Okullarda çocuklara süt dağıtımı gündeme geldiğinde içimden bir ses kesin bunda bir iş var diyordu. Dağıtılan sütlerden dolayı 11 ilde binlerce çocuk zehirlenip hastanelik oldu. Şimdi bakanlar çıkmış televizyona kendilerini aklamak için on kişiden bir kişide olur, belki sütü sevmediklerinden de olabilir diye açıklamalar yapıyorlar. Ailelere sakın çocuklarınıza sütü içme demeyin diye medyadan seslerini duyuruyorlar. Devlet babasının hayrına bir şey dağıtmaz, dağıtıyorsa altından muhakkak bir şey çıkıyor. İşte süt olayı da bunlardan birisi.
Okullarda dağıtılan sütün bozuk olduğu açık. Birilerinin o sütleri devlete piyasa fiyatının iki katına satıp milyonları cebe indirdiği de çok açık. AKP hükümeti ısrarla bu projeyi sürdürmek istiyor. Çocuklar sütle büyüsün, çocukların süte ihtiyacı var diyor. Evet, çocukların süte ihtiyacı var, fakat sağlam ve sağlıklı süte! Hükümete göre zehirlenen çocukların süte karşı alerjileri varmış. Bu resmen kuyruklu yalan, bu zamana kadar o çocuklar hayatlarında süt içmemiş olamaz. Hükümet bu rezaletin üstünü örtmek için çeşitli bahanelere başvuruyor.

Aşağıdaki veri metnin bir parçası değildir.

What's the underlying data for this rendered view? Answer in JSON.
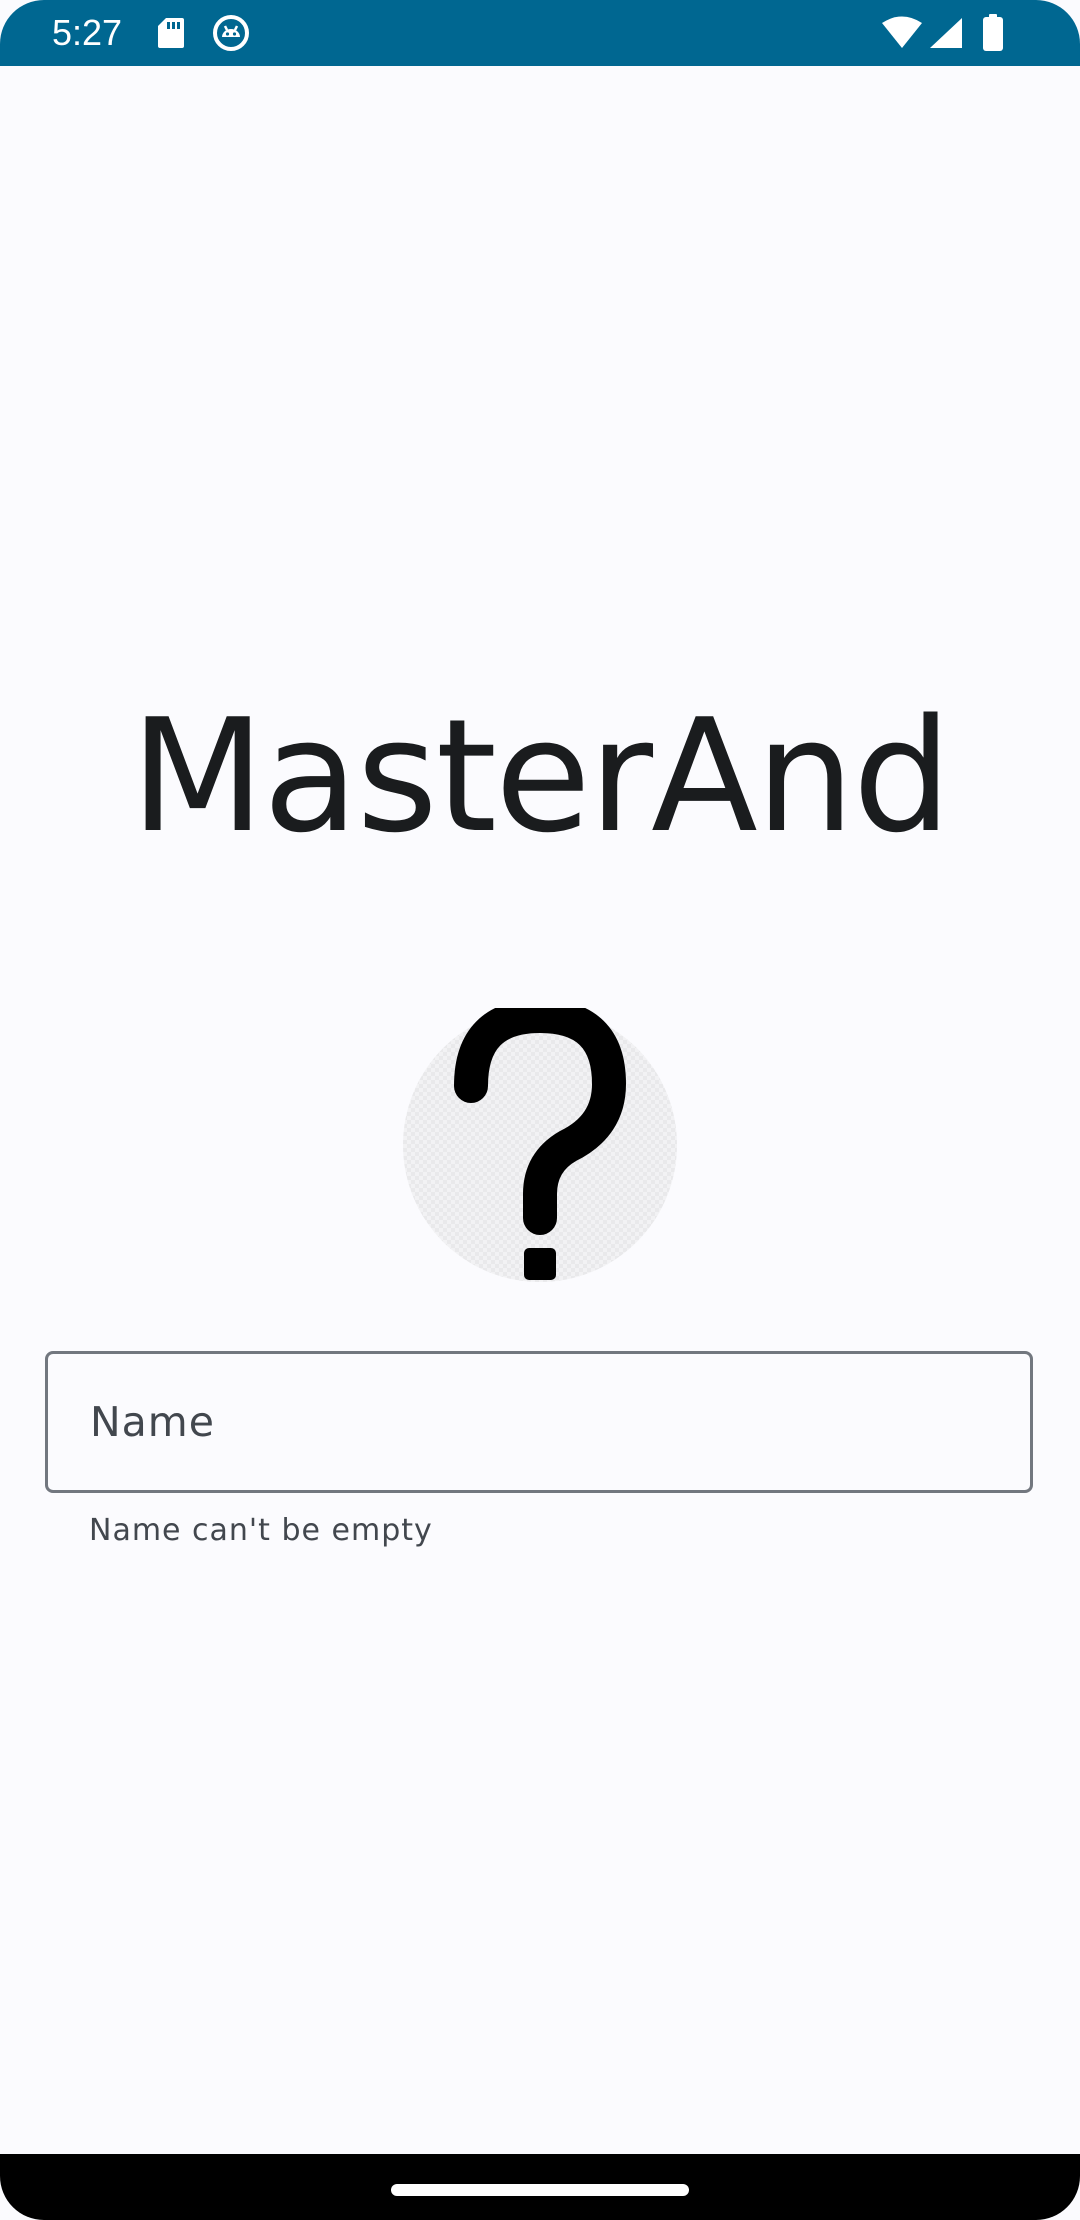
{
  "status_bar": {
    "time": "5:27",
    "left_icons": [
      "sd-card-icon",
      "android-debug-icon"
    ],
    "right_icons": [
      "wifi-icon",
      "cell-signal-icon",
      "battery-icon"
    ],
    "background": "#006791"
  },
  "main": {
    "title": "MasterAnd",
    "avatar_icon": "question-mark-icon",
    "name_field": {
      "placeholder": "Name",
      "value": ""
    },
    "name_supporting_text": "Name can't be empty"
  },
  "colors": {
    "background": "#fbfbfe",
    "title_text": "#1a1c1e",
    "field_outline": "#72777f",
    "field_text": "#42474e"
  }
}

Görüyoruz ki kapitalizmin iyiliği ancak bu kadar olur. Zaten insanlığın geleceğini zehirliyorlar. Yediğimiz besinlerin hepsinde kimyasal katkı maddeleri var. Çocuklar doğarken zehirlenmeye başlıyor. Böylesine pislik bir sistem işçilere ve işçilerin çocuklarına ne verebilir ki? Maalesef geleceğimizi zehirlemekten başka bir şey vermiyor. İşçi sınıfı olarak bu sistemi yıkıp yerine çocuklarımızın zehirlenmeyeceği bir dünya kurmak bizlerin elinde. Kendimizin ve çocuklarımızın zehirlenmemesi için mücadeleye atılmamız gerekiyor.